There are several limitations to our study including deviation from the manufacturer protocol, although our verification with set laboratory controls indicated this had no effect. Secondly, we undertook non-contemporaneous RT-PCR and LFA sampling. This decision was pragmatic, as unlike antibody LFAs which can be verified using excess/waste serum, antigen LFAs require nasal or nasopharyngeal samples for which there is no excess. Tolerability of repeated nasopharyngeal swabs impacts the ability to perform head-to-head comparisons on individual patients. Variation in quantity and quality of sampling compared to the initial RT-PCR swabs may impact on the reported assay sensitivity, but we mitigated this by using clinicians experienced in nasopharyngeal swabbing, to obtain all samples. There remains a possibility that an individual’s antigen positive status may have waned after their initial RT-PCR positive result, but our analysis of the impact of time-between-sampling demonstrated minimal impact of this variable, implying that this is unlikely to have had a significant impact on the LFA poor sensitivity. Finally, RT-PCR testing was performed on a number validated platforms, and CT was not available to enable comparison for all assays (some were tested on the dnaNudge platform)2. Reassuringly, our investigation of correlation between RT-PCR CT and LFA positivity demonstrated little effect here, yet in other centres there has been a demonstrable correlation between the likelihood of LFD positivity and RT-PCR cycle thresholds13. We would caution relating this to infectivity however, given yet other groups have demonstrated that RT-PCR cyle thresholds do not necessarily correlate to infectivity14.

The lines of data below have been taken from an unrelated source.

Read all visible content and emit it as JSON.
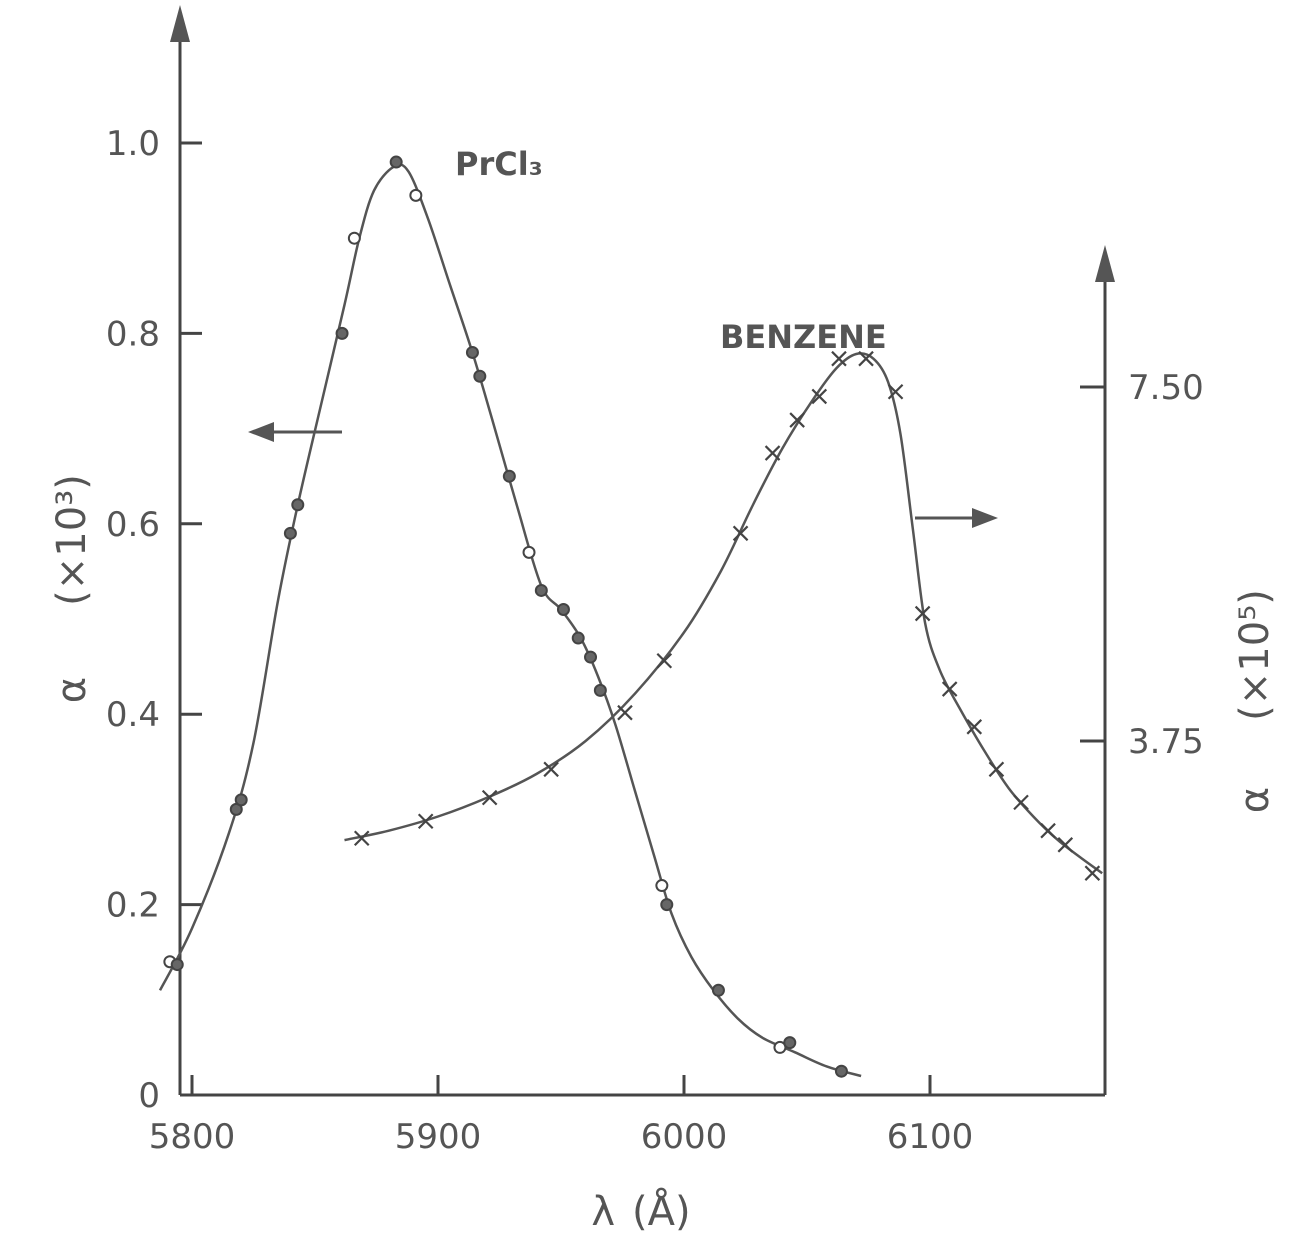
{
  "chart_data": {
    "type": "scatter",
    "x_axis": {
      "label_symbol": "λ",
      "label_unit": "(Å)",
      "ticks": [
        5800,
        5900,
        6000,
        6100
      ],
      "range": [
        5780,
        6180
      ]
    },
    "y_left": {
      "label_symbol": "α",
      "label_scale": "(×10³)",
      "ticks": [
        0,
        0.2,
        0.4,
        0.6,
        0.8,
        1.0
      ],
      "tick_labels": [
        "0",
        "0.2",
        "0.4",
        "0.6",
        "0.8",
        "1.0"
      ],
      "range": [
        0,
        1.1
      ]
    },
    "y_right": {
      "label_symbol": "α",
      "label_scale": "(×10⁵)",
      "ticks": [
        3.75,
        7.5
      ],
      "tick_labels": [
        "3.75",
        "7.50"
      ],
      "range": [
        0,
        9.0
      ]
    },
    "series": [
      {
        "name": "PrCl₃",
        "axis": "left",
        "marker": "circle",
        "points": [
          {
            "x": 5791,
            "y": 0.14,
            "filled": false
          },
          {
            "x": 5794,
            "y": 0.137,
            "filled": true
          },
          {
            "x": 5818,
            "y": 0.3,
            "filled": true
          },
          {
            "x": 5820,
            "y": 0.31,
            "filled": true
          },
          {
            "x": 5840,
            "y": 0.59,
            "filled": true
          },
          {
            "x": 5843,
            "y": 0.62,
            "filled": true
          },
          {
            "x": 5861,
            "y": 0.8,
            "filled": true
          },
          {
            "x": 5866,
            "y": 0.9,
            "filled": false
          },
          {
            "x": 5883,
            "y": 0.98,
            "filled": true
          },
          {
            "x": 5891,
            "y": 0.945,
            "filled": false
          },
          {
            "x": 5914,
            "y": 0.78,
            "filled": true
          },
          {
            "x": 5917,
            "y": 0.755,
            "filled": true
          },
          {
            "x": 5929,
            "y": 0.65,
            "filled": true
          },
          {
            "x": 5937,
            "y": 0.57,
            "filled": false
          },
          {
            "x": 5942,
            "y": 0.53,
            "filled": true
          },
          {
            "x": 5951,
            "y": 0.51,
            "filled": true
          },
          {
            "x": 5957,
            "y": 0.48,
            "filled": true
          },
          {
            "x": 5962,
            "y": 0.46,
            "filled": true
          },
          {
            "x": 5966,
            "y": 0.425,
            "filled": true
          },
          {
            "x": 5991,
            "y": 0.22,
            "filled": false
          },
          {
            "x": 5993,
            "y": 0.2,
            "filled": true
          },
          {
            "x": 6014,
            "y": 0.11,
            "filled": true
          },
          {
            "x": 6039,
            "y": 0.05,
            "filled": false
          },
          {
            "x": 6043,
            "y": 0.055,
            "filled": true
          },
          {
            "x": 6064,
            "y": 0.025,
            "filled": true
          }
        ],
        "curve": [
          [
            5787,
            0.11
          ],
          [
            5800,
            0.175
          ],
          [
            5815,
            0.275
          ],
          [
            5825,
            0.37
          ],
          [
            5835,
            0.52
          ],
          [
            5843,
            0.62
          ],
          [
            5852,
            0.72
          ],
          [
            5862,
            0.83
          ],
          [
            5868,
            0.9
          ],
          [
            5874,
            0.95
          ],
          [
            5882,
            0.975
          ],
          [
            5888,
            0.97
          ],
          [
            5896,
            0.92
          ],
          [
            5905,
            0.85
          ],
          [
            5914,
            0.78
          ],
          [
            5922,
            0.71
          ],
          [
            5932,
            0.62
          ],
          [
            5942,
            0.535
          ],
          [
            5950,
            0.51
          ],
          [
            5958,
            0.48
          ],
          [
            5965,
            0.44
          ],
          [
            5972,
            0.39
          ],
          [
            5980,
            0.32
          ],
          [
            5988,
            0.25
          ],
          [
            5995,
            0.19
          ],
          [
            6003,
            0.145
          ],
          [
            6012,
            0.11
          ],
          [
            6022,
            0.08
          ],
          [
            6032,
            0.06
          ],
          [
            6045,
            0.045
          ],
          [
            6058,
            0.03
          ],
          [
            6072,
            0.02
          ]
        ]
      },
      {
        "name": "BENZENE",
        "axis": "right",
        "marker": "x",
        "points": [
          {
            "x": 5869,
            "y": 2.72
          },
          {
            "x": 5895,
            "y": 2.9
          },
          {
            "x": 5921,
            "y": 3.15
          },
          {
            "x": 5946,
            "y": 3.45
          },
          {
            "x": 5976,
            "y": 4.05
          },
          {
            "x": 5992,
            "y": 4.6
          },
          {
            "x": 6023,
            "y": 5.95
          },
          {
            "x": 6036,
            "y": 6.8
          },
          {
            "x": 6046,
            "y": 7.15
          },
          {
            "x": 6055,
            "y": 7.4
          },
          {
            "x": 6063,
            "y": 7.8
          },
          {
            "x": 6074,
            "y": 7.8
          },
          {
            "x": 6086,
            "y": 7.45
          },
          {
            "x": 6097,
            "y": 5.1
          },
          {
            "x": 6108,
            "y": 4.3
          },
          {
            "x": 6118,
            "y": 3.9
          },
          {
            "x": 6127,
            "y": 3.45
          },
          {
            "x": 6137,
            "y": 3.1
          },
          {
            "x": 6148,
            "y": 2.8
          },
          {
            "x": 6155,
            "y": 2.65
          },
          {
            "x": 6166,
            "y": 2.35
          }
        ],
        "curve": [
          [
            5862,
            2.7
          ],
          [
            5880,
            2.8
          ],
          [
            5900,
            2.95
          ],
          [
            5920,
            3.15
          ],
          [
            5940,
            3.4
          ],
          [
            5960,
            3.75
          ],
          [
            5980,
            4.25
          ],
          [
            6000,
            4.9
          ],
          [
            6015,
            5.55
          ],
          [
            6028,
            6.25
          ],
          [
            6040,
            6.85
          ],
          [
            6052,
            7.35
          ],
          [
            6062,
            7.7
          ],
          [
            6070,
            7.85
          ],
          [
            6077,
            7.8
          ],
          [
            6083,
            7.55
          ],
          [
            6088,
            7.0
          ],
          [
            6093,
            6.0
          ],
          [
            6098,
            5.0
          ],
          [
            6104,
            4.5
          ],
          [
            6112,
            4.1
          ],
          [
            6122,
            3.65
          ],
          [
            6132,
            3.25
          ],
          [
            6142,
            2.95
          ],
          [
            6152,
            2.7
          ],
          [
            6162,
            2.5
          ],
          [
            6170,
            2.35
          ]
        ]
      }
    ],
    "annotations": [
      {
        "label": "PrCl₃",
        "series": "PrCl₃",
        "points_to": "left-axis"
      },
      {
        "label": "BENZENE",
        "series": "BENZENE",
        "points_to": "right-axis"
      }
    ]
  }
}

In conclusion, while SARS-CoV-2 antigen LFAs may complement RT-PCR testing to facilitate early diagnosis and provide community testing strategies for identification of patients with COVID-19, we find suboptimal test performance characteristics across a range of commercially available manufacturers, below pre-set sensitivity performance thresholds15,16. With limited access to healthcare facilities due to pandemic restrictions, the ability for patients to perform home sampling greatly reduces the demand on hospital services and the need for unecessary travel to, and footfall within, clinical settings. Demand for a rapid, self-administered point of care diagnostic tool remains paramount, however with such variation in sensitivity between LFAs and RT-PCR testing and between assay brands, we advise caution in the deployment of LFAs outside of environments with clinical oversight.